I've met corporate workers with no time,a frenzied schedule of things to do and a life on schedule. I've also met unemployed people with bucket loads of time, but nothing to do. So it's a a conundrum, how can you work, afford the things you want and have the time to do what you want? It's simple, if a little audacious:
Do what you want, as work.
It seems crazy, there are bills to pay, and the work you want might never pay the bills. The phone, the car, the mortgage, the credit card, the vet, the doctor, the this, the that, the, the, the. the list goes on.
I don't disagree at all. Money is a concern, but how much is enough? a lot less than most people think, but you need to think first. Most people go to work, then spend what they earn. I propose a better solution. Work out how much you need to spend (and invest), then go and earn it. It doesn't matter whether or not you love your work, because once you reach enough, the rest is a bonus, and buys you freedom of choice. You work on your terms, terms of what you do, where you do it, how you do it and when.
It's not about ascetism. I'm ambitious about my financial goals. It's about doing what you need, even if it's not that great to meet the necessities, then having the time, energy and resources to focus on the important. This is different for each person, everyone has unique dreams of building a business, spending half the year surfing, travelling the world, spending time loving and nurturing children and family or giving time to charity. I've seen too many people drained, with great financial resources but so much overhead that they ran out of energy to live, be healthy, be loving, be good people, let alone dream.
Well here is another audacious idea. Cut the overhead. AKA cut the crap. I recently spoke to Anthony Herro of Herro Solicitors in Sydney, and he said the single biggest factor of struggle in small businesses is overhead.
Here is how I've gone to a minimum overhead life, and these rules apply as much to business as they apply to life.
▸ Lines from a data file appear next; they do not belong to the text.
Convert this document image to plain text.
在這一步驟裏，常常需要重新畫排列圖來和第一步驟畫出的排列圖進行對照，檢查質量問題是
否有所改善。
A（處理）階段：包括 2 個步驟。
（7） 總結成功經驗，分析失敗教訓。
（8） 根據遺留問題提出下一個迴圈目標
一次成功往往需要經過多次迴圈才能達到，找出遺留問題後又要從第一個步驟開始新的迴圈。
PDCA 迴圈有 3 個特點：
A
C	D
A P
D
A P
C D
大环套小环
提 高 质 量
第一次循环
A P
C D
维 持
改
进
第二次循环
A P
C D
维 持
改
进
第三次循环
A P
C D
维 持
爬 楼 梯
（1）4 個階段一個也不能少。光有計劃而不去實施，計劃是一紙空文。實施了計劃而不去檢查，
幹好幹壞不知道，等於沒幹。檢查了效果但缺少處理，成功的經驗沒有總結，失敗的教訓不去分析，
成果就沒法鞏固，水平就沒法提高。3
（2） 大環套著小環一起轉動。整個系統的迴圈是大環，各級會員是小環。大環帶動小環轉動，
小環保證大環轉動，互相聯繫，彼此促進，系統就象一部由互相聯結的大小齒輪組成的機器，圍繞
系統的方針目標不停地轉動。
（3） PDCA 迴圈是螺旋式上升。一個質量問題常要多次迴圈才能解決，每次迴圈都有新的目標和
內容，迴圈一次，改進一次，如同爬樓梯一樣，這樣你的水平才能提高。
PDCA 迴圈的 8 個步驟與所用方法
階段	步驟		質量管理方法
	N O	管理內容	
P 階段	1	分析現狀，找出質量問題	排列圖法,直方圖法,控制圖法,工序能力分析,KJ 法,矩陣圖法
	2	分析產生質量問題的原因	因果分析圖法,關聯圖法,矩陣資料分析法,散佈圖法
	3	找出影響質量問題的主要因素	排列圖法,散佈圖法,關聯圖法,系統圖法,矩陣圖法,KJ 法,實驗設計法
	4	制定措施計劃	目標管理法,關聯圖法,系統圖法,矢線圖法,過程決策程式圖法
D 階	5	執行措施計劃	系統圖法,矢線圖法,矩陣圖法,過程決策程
- Say no to fixed costs. In business, fixed costs are the devil, they are unavoidable costs that come whether or not your business is making money. These become an expectation of your income. For businesses, these are things like rent, for people, these are the cable TV bills, the 24 month mobile phone plans and the devil of all fixed costs, personal loans (cars, holidays, whatever.) These are the bills that enslave you to work to continue servicing them. Ouch.
- Say yes to variable costs. In business, variable costs are those that change with your level of revenue. These are things like raw materials and utility bills. Personally these are things like charges per use and buying outright. No financial ties. Not using it? Don't pay for it. It's dodging the monthly repayment contracts for the internet, phones, cars and any other expenses.
In reality, it's difficult to always kill off all fixed costs and move to variable costs, but you can reduce them. Here are ways:
- Don't subscribe to anything. Cable TV sucks. Mobile phone plans suck. Leases, loans anything with the word 'repayment' or 'instalments' suck.
- Maximise your pay per use services. Pay by the call and you'll start using your mobile less (contrary to popular belief, you don't need to call every missed call back or reply to every single sms). I've gone to $50 a year prepaid mobile service, and I use Skype and VOIP for my calls. I pay less for calls, and I only pay what I use. It's scalable to use.
Fixed cost is the whip that send you to work, there will always be a minimal amount, and it's different for each person (rental, mortgage, food, hygiene, etc.) Variable cost is the stuff you can say no to unless you use it.
Cut the overhead. Be scalable and be free.